In de zaak met rolnr. 95/564 heeft de kantonrechter bij voormeld tussenvonnis de beslissing van de zaak aangehouden.
Na overlegging van producties aan de zijde van Two's Company heeft de kantonrechter bij eindvonnis van 5 september 1996:
in de zaak met rolnummer 95/459:
- Two's Company veroordeeld om aan [eiser] te betalen de volgende bedragen:
- ƒ 29.900,02 bruto wegens salaris over 1993;
- ƒ 11.504,66 bruto wegens salaris over 1994, met dien verstande dat het netto equivalent van dit bedrag verminderd dient te worden met ƒ 2.214,88;
- ƒ 15.000,-- wegens pensioenpremie over 1994;
- ƒ 8.075,07 bruto wegens niet-genoten vakantiedagen;
- ƒ 134.400,--, vermeerderd met 5% van de winst vóór belastingen van Two's Company Vastgoed B.V. over het jaar 1993;
de bovengenoemde bedragen te vermeerderen met de wettelijke rente vanaf de dag der dagvaarding (20 december 1994) tot de dag der voldoening;
- verstaan dat tussen partijen een beperkt beding van non-concurrentie heeft te gelden zoals is geformuleerd in het door de kantonrechter te Eindhoven tussen partijen gewezen vonnis d.d. 4 april 1995;
- bepaald dat partijen de eigen kosten van het incident dragen;
- Two's Company veroordeeld in de kosten van het geding in de hoofdzaak aan de zijde van [eiser] gevallen, zoals in het dictum van dit vonnis vermeld;
- dit vonnis uitvoerbaar bij voorraad verklaard, en
- het meer of anders gevorderde afgewezen.

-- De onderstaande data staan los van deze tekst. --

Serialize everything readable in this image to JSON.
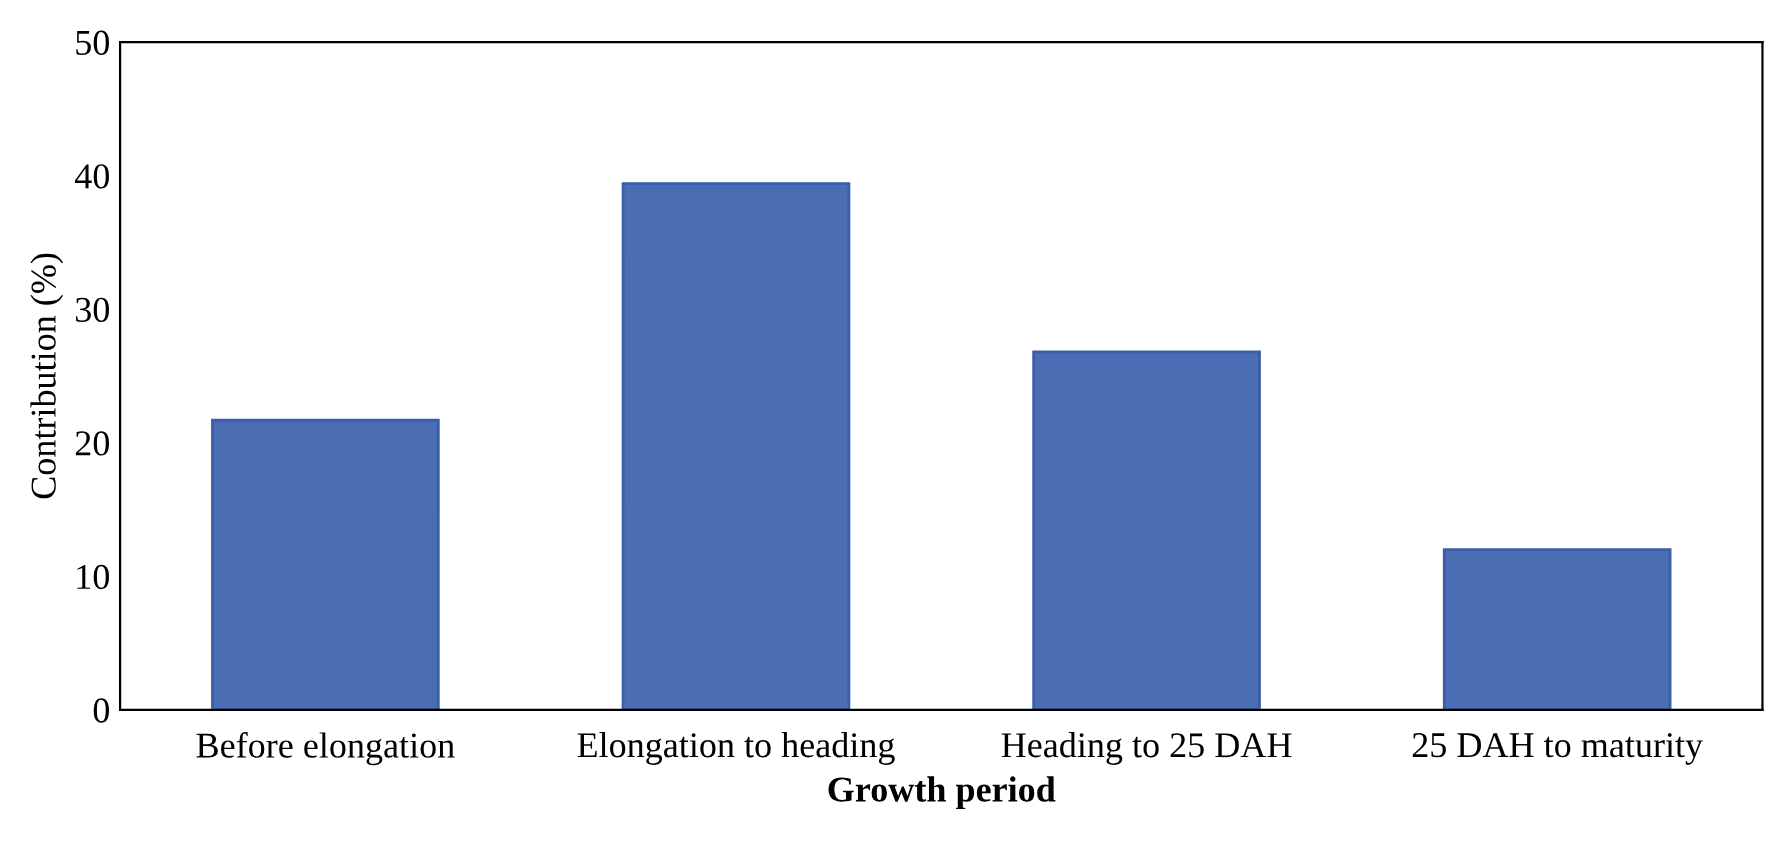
{
  "chart_data": {
    "type": "bar",
    "xlabel": "Growth period",
    "ylabel": "Contribution (%)",
    "categories": [
      "Before elongation",
      "Elongation to heading",
      "Heading to 25 DAH",
      "25 DAH to maturity"
    ],
    "values": [
      21.7,
      39.4,
      26.8,
      12.0
    ],
    "color": "#4a6db3",
    "ylim": [
      0,
      50
    ],
    "yticks": [
      0,
      10,
      20,
      30,
      40,
      50
    ],
    "grid": false,
    "legend": false
  }
}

In de zaak met rolnummer 95/564:
- [eiser] veroordeeld om aan Two's Company te betalen de somma van ƒ 42.440,34, te vermeerderen met de wettelijke rente vanaf 25 november 1994 tot de dag der voldoening;
- [eiser] veroordeeld in de kosten van het geding aan de zijde van Two's Company gevallen, zoals in het dictum van dit vonnis vermeld;
- dit vonnis uitvoerbaar bij voorraad verklaard, en
- het meer of anders gevorderde afgewezen.
Tegen beide vonnissen van de kantonrechter heeft [eiser] hoger beroep ingesteld bij de rechtbank te 's-Hertogenbosch. Two's Company heeft incidenteel hoger beroep ingesteld.

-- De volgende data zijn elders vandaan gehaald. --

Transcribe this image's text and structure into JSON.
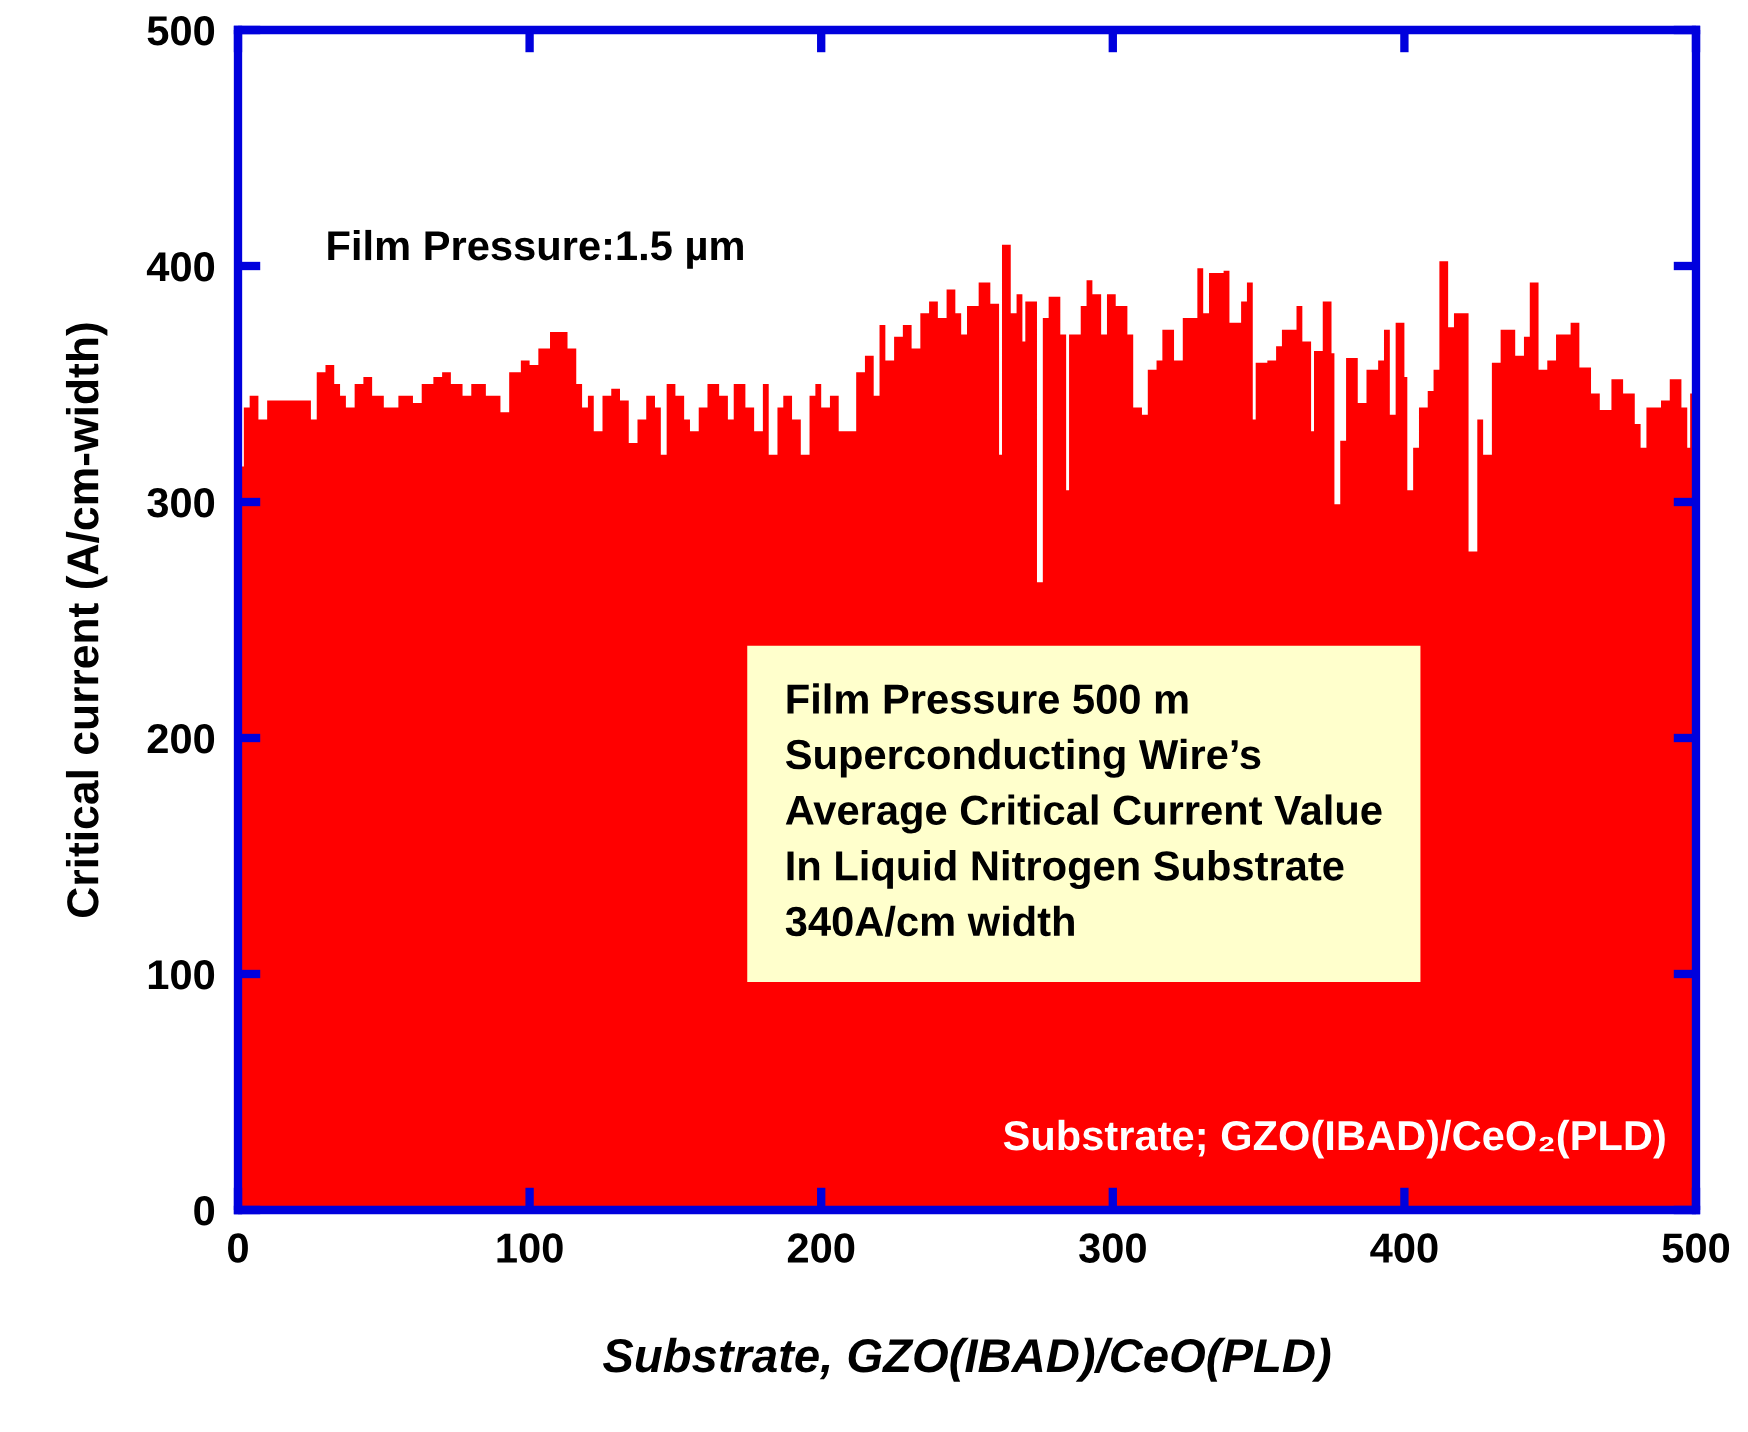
{
  "chart_data": {
    "type": "area",
    "xlabel": "Substrate, GZO(IBAD)/CeO(PLD)",
    "ylabel": "Critical current (A/cm-width)",
    "x": [
      0,
      2,
      4,
      7,
      10,
      20,
      25,
      27,
      30,
      33,
      35,
      37,
      40,
      43,
      46,
      50,
      55,
      60,
      63,
      67,
      70,
      73,
      77,
      80,
      85,
      90,
      93,
      97,
      100,
      103,
      107,
      110,
      113,
      116,
      118,
      120,
      122,
      125,
      128,
      131,
      134,
      137,
      140,
      143,
      145,
      147,
      150,
      153,
      155,
      158,
      161,
      165,
      168,
      170,
      174,
      177,
      180,
      182,
      185,
      187,
      190,
      193,
      196,
      198,
      200,
      203,
      206,
      209,
      212,
      215,
      218,
      220,
      222,
      225,
      228,
      231,
      234,
      237,
      240,
      243,
      246,
      248,
      250,
      254,
      258,
      261,
      262,
      265,
      267,
      269,
      270,
      274,
      276,
      278,
      282,
      284,
      285,
      289,
      291,
      293,
      296,
      298,
      301,
      305,
      307,
      310,
      312,
      315,
      317,
      321,
      324,
      329,
      331,
      333,
      338,
      340,
      344,
      346,
      348,
      349,
      353,
      356,
      358,
      363,
      365,
      368,
      369,
      372,
      375,
      376,
      378,
      380,
      384,
      387,
      391,
      393,
      395,
      397,
      400,
      401,
      403,
      405,
      408,
      410,
      412,
      415,
      417,
      422,
      425,
      427,
      430,
      433,
      438,
      441,
      443,
      446,
      449,
      452,
      457,
      460,
      464,
      467,
      471,
      475,
      479,
      481,
      483,
      488,
      491,
      495,
      497,
      498,
      500
    ],
    "values": [
      315,
      340,
      345,
      335,
      343,
      343,
      335,
      355,
      358,
      350,
      345,
      340,
      350,
      353,
      345,
      340,
      345,
      342,
      350,
      353,
      355,
      350,
      345,
      350,
      345,
      338,
      355,
      360,
      358,
      365,
      372,
      372,
      365,
      350,
      340,
      345,
      330,
      345,
      348,
      343,
      325,
      335,
      345,
      340,
      320,
      350,
      345,
      335,
      330,
      340,
      350,
      345,
      335,
      350,
      340,
      330,
      350,
      320,
      340,
      345,
      335,
      320,
      345,
      350,
      340,
      345,
      330,
      330,
      355,
      362,
      345,
      375,
      360,
      370,
      375,
      365,
      380,
      385,
      378,
      390,
      380,
      371,
      383,
      393,
      384,
      320,
      409,
      380,
      388,
      368,
      385,
      266,
      378,
      387,
      371,
      305,
      371,
      383,
      394,
      388,
      371,
      388,
      383,
      371,
      340,
      337,
      356,
      360,
      373,
      360,
      378,
      399,
      380,
      397,
      398,
      376,
      385,
      393,
      335,
      359,
      360,
      366,
      373,
      383,
      368,
      330,
      364,
      385,
      363,
      299,
      326,
      361,
      342,
      356,
      360,
      373,
      337,
      376,
      353,
      305,
      323,
      340,
      347,
      356,
      402,
      374,
      380,
      279,
      335,
      320,
      359,
      373,
      362,
      370,
      393,
      356,
      360,
      371,
      376,
      357,
      346,
      339,
      352,
      346,
      333,
      323,
      340,
      343,
      352,
      340,
      323,
      346,
      320
    ],
    "color": "#ff0000",
    "xlim": [
      0,
      500
    ],
    "xticks": [
      0,
      100,
      200,
      300,
      400,
      500
    ],
    "ylim": [
      0,
      500
    ],
    "yticks": [
      0,
      100,
      200,
      300,
      400,
      500
    ],
    "annotations": [
      "Film Pressure:1.5 µm",
      "Film Pressure 500 m\nSuperconducting Wire’s\nAverage Critical Current Value\nIn Liquid Nitrogen Substrate\n340A/cm width",
      "Substrate; GZO(IBAD)/CeO₂(PLD)"
    ]
  }
}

Bij tussenvonnis van 21 mei 1999 heeft de rechtbank beide partijen tot bewijslevering toegelaten.
Na enquête heeft de rechtbank bij eindvonnis van 2 november 2001:
in het principaal appel:
- vernietigd de vonnissen van de kantonrechter van 21 december 1995 en 5 september 1996, onder rolnummer 95/459, voorzover daarbij de vordering van [eiser] tot betaling van een bedrag van ƒ 8.075,07 inzake niet genoten vakantie is toegewezen en de vordering van [eiser] tot toekenning van een wettelijke verhoging is afgewezen;
en, in zoverre opnieuw rechtdoende:
- Two's Company veroordeeld om aan [eiser] te betalen:
- een bedrag van ƒ 18.542,77 bruto (inzake niet genoten vakantiedagen);
- een bedrag van ƒ 2.606,74 (inzake kosten deurwaarder van het beslag);
- een bedrag van ƒ 980,- (inzake griffierecht van het beslag);
- een bedrag van ƒ 12.578,74 bruto (inzake salaris en vakantiegeld in Nederland over 1994);
- een wettelijke verhoging van 10% over de door de kantonrechter toegewezen bedragen van ƒ 29.900,02, ƒ 11.504,66 en ƒ 15.000,- en over het hierboven toegewezen bedrag van ƒ 12.578,74, alsmede de wettelijke rente vanaf 20 december 1994 over de op grond van deze wettelijke verhoging toegekende bedragen;
- Two's Company veroordeeld in de door [eiser] gemaakte kosten van het principaal appel, zoals in het dictum van dit vonnis vermeld;
in het incidenteel appel:
- vernietigd de vonnissen van de kantonrechter van 21 december 1995 en 5 september 1996, onder rolnummer 95/459, voorzover daarbij de vordering van [eiser] tot betaling van een bedrag van ƒ 134.400,--, vermeerderd met 5% van de winst vóór belastingen van Two's Company Vastgoed B.V., over het jaar 1993, is toegewezen en voorzover Two's Company in de aan de zijde van [eiser] gevallen proceskosten van dat geding is veroordeeld;
en, in zoverre opnieuw rechtdoende:
- deze vordering afgewezen;
- de proceskosten van het geding in de eerste aanleg met rolnummer 95/459 gecompenseerd;
- [eiser] veroordeeld in de door Two's Company gemaakte kosten van het incidenteel appel, zoals in het dictum van dit vonnis vermeld;
zowel in het principaal als in het incidenteel appel:
- bekrachtigd de vonnissen, waarvan beroep, voor het overige;
- dit vonnis, zover het een veroordeling betreft, uitvoerbaar bij voorraad verklaard, en
- het meer of anders gevorderde afgewezen.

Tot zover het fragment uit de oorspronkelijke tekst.